Sistem penanggalan ini memiliki 12 bulan dengan jumlah hari tiap bulannya 30 atau 31. Awal tiap bulannya jatuh pada tanggal 20 - 23 bulan Masehi.
(Baca juga: Kecanduan Seks dari Kecil Membuat Wanita Ini Hampir Bunuh Diri, Lalu Sebuah Jalan Mengubah Segalanya)
Ketika agama dan kebudayaan Hindu masuk ke Indonesia, penanggalan Saka pun dipakai, seperti yang tertulis pada berbagai prasasti dari zaman Sriwijaya hingga Majapahit.

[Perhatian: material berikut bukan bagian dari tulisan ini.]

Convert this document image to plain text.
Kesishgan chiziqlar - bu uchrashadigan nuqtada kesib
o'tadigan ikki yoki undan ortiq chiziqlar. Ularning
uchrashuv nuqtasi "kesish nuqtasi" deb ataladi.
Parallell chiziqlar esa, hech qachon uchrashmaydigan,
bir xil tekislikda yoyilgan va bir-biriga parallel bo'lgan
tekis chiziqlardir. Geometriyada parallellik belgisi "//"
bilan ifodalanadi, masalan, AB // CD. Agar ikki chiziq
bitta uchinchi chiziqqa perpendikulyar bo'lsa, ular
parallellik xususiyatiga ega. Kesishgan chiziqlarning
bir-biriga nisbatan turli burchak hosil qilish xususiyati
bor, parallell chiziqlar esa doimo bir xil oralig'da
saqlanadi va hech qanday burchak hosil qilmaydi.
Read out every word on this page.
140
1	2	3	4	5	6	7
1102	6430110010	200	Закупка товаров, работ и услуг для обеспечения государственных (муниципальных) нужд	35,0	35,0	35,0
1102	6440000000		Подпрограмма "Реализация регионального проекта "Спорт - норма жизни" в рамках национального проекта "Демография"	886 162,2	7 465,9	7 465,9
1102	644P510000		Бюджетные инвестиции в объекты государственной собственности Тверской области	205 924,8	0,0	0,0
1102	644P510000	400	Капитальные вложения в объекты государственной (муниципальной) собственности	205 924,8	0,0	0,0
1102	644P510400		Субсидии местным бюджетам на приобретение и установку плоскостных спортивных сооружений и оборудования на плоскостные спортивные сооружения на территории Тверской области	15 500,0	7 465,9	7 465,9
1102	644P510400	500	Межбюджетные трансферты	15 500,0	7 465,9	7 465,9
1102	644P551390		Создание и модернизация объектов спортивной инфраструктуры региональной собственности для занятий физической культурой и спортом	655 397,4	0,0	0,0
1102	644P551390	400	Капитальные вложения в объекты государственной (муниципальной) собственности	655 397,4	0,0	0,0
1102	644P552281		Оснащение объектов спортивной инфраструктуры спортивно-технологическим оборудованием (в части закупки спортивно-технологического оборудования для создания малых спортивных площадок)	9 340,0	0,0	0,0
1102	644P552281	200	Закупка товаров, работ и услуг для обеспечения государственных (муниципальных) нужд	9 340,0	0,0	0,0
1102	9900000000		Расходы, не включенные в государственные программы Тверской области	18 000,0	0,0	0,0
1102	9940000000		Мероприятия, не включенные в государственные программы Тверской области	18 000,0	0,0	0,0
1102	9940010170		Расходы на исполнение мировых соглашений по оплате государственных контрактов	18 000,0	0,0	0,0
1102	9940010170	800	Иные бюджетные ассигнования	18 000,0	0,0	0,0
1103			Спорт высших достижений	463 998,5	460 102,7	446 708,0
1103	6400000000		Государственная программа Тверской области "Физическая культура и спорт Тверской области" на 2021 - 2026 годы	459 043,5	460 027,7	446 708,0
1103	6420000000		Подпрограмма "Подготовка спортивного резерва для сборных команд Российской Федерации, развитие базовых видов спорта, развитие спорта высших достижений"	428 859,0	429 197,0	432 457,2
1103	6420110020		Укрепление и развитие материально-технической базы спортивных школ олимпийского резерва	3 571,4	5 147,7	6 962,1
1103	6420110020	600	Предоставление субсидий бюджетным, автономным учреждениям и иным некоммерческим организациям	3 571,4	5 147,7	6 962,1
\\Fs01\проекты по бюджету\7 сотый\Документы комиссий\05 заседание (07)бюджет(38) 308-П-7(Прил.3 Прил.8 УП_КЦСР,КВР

Pada zaman Majapahit, penanggalan Saka tetap digunakan secara konsisten sebagai kalender kerajaan. Bahkan, pergantian tahun Saka pada masa itu dirayakan secara nasional.
Pada 1958 (Masehi), tahun Saka ditetapkan menjadi tahun nasional India. Namun, tata urutan bulannya berbeda dengan tahun Saka yang ditetapkan Raja Kaniska I.
Bulan ke-12 (Chaitra, dalam penanggalan Masehi jatuh pada 22 Maret - 20 April) pada tahun Saka Raja Kaniska I, menjadi bulan pertama pada tahun Saka baru.
Yang semula bulan pertama (Waisakha) bergeser menjadi bulan ke-2, dst. Dengan demikian, tahun baru Saka di India jatuh pada tanggal 1 Chaitra.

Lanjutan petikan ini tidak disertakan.